I believe your war story, because I've seen the likes of it in a previous job. Being as vague as possible, two separate entities were amalgamated into One Big Happy Family for the sake of efficiency and cost-cutting and other fun management notions. It was all going to be peachy, the matters handled by both halves would now all be handled in the post-amalgamation blob and this would mean Better Customer Service and More Responsiveness and the other buzz words.

First thing to blow up was the annual Christmas party (I hadn't worked there long enough to have gone to previous parties). Before, both places had their own parties and management of both places threw a few bob in the respective funds for it. Afterwards, entity A (based in the city) would not come down to our town, and entity B (based in our town) would not go to the city to host it, because transport (everyone wanted to get blotto on free-ish booze because it was the Christmas party, nobody wanted to have to be sober enough to drive home).
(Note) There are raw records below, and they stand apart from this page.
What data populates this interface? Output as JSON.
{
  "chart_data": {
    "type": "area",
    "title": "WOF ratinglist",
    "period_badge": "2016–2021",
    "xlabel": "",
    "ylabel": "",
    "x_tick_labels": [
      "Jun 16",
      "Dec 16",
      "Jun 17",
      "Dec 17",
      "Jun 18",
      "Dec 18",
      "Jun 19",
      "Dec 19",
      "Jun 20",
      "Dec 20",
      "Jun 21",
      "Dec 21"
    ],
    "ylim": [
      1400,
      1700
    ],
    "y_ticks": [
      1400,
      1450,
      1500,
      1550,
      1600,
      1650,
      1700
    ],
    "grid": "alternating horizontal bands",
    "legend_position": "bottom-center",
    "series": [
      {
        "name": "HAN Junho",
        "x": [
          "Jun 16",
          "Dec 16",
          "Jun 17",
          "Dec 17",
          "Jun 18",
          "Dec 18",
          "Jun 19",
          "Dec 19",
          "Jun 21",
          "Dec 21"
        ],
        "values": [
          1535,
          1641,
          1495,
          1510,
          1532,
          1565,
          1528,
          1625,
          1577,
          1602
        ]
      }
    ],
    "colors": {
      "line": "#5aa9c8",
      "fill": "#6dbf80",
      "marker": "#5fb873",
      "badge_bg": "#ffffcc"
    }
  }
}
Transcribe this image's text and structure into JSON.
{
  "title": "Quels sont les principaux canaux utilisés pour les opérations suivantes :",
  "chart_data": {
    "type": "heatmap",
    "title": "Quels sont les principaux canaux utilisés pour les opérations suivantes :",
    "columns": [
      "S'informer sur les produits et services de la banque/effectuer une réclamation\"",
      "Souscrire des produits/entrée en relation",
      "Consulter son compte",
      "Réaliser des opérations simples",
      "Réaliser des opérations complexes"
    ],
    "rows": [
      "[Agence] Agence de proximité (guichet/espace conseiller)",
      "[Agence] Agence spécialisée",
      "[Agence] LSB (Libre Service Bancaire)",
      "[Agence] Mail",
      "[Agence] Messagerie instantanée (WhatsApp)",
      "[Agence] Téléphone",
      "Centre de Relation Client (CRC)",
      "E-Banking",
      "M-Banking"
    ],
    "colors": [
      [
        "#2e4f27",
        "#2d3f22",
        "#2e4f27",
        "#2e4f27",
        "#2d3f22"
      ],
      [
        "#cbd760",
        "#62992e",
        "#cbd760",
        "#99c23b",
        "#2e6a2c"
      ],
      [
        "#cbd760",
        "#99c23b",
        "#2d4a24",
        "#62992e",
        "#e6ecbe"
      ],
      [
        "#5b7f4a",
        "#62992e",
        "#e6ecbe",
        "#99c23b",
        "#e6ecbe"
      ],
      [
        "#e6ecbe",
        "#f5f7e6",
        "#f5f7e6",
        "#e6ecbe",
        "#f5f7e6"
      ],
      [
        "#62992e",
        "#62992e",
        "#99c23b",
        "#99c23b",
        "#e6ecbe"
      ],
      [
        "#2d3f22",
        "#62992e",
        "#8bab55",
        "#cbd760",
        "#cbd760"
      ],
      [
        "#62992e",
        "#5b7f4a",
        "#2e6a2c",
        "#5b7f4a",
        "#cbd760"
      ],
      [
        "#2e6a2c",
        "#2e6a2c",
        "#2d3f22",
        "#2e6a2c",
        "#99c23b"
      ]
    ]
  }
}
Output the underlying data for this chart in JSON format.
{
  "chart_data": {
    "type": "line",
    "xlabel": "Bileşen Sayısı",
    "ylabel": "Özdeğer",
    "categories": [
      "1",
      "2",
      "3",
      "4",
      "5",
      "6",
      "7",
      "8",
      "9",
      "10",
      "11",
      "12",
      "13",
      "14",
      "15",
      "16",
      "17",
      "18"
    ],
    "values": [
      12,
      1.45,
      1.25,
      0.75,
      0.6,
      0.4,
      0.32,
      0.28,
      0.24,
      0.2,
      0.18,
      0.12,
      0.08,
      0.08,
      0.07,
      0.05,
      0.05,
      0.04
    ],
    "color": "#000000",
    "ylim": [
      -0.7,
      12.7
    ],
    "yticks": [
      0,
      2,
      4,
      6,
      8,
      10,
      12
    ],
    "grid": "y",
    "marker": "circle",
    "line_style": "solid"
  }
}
Plans to arranging hire of private buses (so people would be collected and then dropped back home or near enough) foundered on "yeah, but where will we hold it?" There wasn't any compromise "here's a nice restaurant or hotel halfway between both places", so it ended up no Christmas party at all for anyone.

That was the kind of co-operation and mutual understanding which developed between the two halves, which post-amalgamation continued on with "we do our stuff, you do your stuff, we don't interact or co-operate any more than absolutely necessary".

I imagine the reason for the accounting snafu was a combination of acquiring company accounting department going "Well nobody told us we were supposed to pay their bills" so the bills coming in got shoved into a pile on somebody's desk and ignored, and "who the hell are these guys, never mind, go to the bottom of the heap while we deal with the really important payments for our main office".